Mathematician Laureates are identified by their use of mathematics as an art. More subtly, they are not judged by whether or not they are producing “mathematical art,” but instead by their use of mathematics in creating communities and spreading civic-mindedness.

The Culture of the Mathematician Laureates

Laureates work with groups to listen, learn, and to create. They do it repeatedly – together with others.

Mathematician laureates are rooted in principles of accessibility, inclusion, self-determination, collaboration, sustainability, and life-long learning. In all of their work, they explore the stories behind the community experience, and they believe in the power of mathematics to express what’s most important. Mathematician laureates value community conversations and hands-on creation, and the deep understanding that can come from the combination of the two.

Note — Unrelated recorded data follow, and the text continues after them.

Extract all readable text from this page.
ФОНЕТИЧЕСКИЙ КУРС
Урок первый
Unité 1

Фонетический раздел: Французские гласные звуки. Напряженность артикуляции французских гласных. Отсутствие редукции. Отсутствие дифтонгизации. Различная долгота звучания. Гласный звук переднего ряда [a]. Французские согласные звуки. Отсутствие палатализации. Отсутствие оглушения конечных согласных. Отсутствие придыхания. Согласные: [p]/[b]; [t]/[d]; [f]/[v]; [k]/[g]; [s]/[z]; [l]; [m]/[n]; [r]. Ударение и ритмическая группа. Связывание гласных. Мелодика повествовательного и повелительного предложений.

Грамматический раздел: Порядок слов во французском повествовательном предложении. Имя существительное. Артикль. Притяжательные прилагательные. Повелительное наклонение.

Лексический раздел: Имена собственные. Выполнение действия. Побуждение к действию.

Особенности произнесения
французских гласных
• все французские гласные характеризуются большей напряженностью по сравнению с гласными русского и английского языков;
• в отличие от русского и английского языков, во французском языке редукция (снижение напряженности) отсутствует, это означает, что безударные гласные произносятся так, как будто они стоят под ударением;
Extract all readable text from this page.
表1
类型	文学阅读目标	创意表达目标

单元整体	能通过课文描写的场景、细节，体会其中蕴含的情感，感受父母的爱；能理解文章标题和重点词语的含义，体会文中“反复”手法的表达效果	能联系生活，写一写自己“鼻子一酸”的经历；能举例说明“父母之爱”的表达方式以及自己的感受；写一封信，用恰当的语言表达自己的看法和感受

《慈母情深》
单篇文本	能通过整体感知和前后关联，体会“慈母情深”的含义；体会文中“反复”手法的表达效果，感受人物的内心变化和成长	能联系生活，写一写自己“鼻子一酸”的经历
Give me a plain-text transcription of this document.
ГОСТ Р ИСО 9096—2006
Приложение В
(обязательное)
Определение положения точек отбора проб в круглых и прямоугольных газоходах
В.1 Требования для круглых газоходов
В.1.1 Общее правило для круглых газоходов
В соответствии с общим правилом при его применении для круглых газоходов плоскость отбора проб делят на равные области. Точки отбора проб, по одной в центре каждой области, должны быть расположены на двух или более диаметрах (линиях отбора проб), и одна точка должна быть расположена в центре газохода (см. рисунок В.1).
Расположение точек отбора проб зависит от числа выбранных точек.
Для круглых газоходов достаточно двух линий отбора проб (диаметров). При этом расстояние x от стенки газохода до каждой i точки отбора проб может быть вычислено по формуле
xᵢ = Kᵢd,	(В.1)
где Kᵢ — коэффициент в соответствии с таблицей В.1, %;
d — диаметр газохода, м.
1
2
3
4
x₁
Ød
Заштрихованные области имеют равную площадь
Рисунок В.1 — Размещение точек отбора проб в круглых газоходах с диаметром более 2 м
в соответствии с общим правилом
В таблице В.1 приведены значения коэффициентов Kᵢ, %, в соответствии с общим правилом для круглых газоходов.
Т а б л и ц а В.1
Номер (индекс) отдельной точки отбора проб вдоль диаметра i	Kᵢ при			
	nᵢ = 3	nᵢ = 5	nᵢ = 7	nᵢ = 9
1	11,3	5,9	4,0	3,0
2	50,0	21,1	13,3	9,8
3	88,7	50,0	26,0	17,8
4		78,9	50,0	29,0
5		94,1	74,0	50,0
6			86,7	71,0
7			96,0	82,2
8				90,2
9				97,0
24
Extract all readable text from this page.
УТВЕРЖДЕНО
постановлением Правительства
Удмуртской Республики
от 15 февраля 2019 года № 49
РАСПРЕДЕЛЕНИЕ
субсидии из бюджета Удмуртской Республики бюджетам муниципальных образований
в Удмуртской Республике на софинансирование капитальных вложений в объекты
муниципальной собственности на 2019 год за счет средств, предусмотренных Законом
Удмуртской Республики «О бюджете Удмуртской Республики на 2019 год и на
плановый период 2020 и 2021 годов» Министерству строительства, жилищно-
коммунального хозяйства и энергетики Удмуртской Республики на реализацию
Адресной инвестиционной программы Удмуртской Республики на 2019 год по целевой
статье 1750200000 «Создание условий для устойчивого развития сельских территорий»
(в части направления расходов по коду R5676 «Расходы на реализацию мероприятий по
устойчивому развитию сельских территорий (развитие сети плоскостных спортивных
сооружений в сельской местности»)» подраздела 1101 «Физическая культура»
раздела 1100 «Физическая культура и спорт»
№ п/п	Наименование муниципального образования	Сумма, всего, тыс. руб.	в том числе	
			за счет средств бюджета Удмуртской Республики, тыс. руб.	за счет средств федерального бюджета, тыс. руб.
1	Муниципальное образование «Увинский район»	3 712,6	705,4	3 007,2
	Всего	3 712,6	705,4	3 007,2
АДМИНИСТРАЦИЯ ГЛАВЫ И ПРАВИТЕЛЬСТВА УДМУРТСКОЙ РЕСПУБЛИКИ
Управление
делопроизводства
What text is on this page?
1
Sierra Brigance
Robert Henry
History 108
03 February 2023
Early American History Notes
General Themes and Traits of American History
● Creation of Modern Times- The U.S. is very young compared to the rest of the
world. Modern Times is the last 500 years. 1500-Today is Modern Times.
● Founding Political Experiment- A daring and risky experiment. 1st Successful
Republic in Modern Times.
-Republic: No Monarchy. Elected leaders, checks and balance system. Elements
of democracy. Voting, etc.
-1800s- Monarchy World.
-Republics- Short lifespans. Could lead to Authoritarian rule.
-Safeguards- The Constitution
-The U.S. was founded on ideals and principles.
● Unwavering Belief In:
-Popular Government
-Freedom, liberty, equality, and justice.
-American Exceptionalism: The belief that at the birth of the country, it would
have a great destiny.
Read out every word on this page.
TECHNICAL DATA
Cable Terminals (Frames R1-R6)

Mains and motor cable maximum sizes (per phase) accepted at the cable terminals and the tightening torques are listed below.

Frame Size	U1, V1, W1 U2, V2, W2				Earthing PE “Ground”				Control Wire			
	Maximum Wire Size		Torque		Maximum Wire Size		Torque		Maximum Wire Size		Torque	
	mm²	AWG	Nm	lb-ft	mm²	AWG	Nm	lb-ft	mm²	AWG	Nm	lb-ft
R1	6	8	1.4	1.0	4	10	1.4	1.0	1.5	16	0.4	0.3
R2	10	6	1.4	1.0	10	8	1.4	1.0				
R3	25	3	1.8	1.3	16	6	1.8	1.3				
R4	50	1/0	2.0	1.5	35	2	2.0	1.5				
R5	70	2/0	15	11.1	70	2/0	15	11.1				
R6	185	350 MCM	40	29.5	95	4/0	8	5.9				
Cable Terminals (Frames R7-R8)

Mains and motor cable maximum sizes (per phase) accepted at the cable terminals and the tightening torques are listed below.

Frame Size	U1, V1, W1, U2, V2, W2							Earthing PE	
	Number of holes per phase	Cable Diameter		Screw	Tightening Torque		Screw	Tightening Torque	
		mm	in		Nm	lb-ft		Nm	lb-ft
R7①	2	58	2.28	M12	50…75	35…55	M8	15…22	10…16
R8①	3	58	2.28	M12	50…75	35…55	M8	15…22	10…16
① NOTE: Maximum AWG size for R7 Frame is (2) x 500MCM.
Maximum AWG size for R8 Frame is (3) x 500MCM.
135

Mathematician laureates get their hands dirty. They work with reclaimed and recycled materials and tackle large-scale projects to show what’s possible when a group of creative and dedicated people set out to make or do something wonderful. They help groups figure out what they need, and then help them develop the skills and knowledge to get what they need.

They work with others to tap into our intellectual and creative spirits. They teach in public schools or around a table, in gardens, on the streets, in parks, on bridges, and even inside caves. Mathematician Laureates are constantly making the connections between understanding new ideas and hands-on making. And every time they teach, they learn something new that adds to the story. Mathematician laureates support the ongoing development of a community of creative people who have this experience and activate it across issues and disciplines.

They come to know that this learning is what brings us all together as an ever-expanding community and that it is this way of learning and creating together that helps us make things better in our neighborhoods, cities, regions, and throughout the world.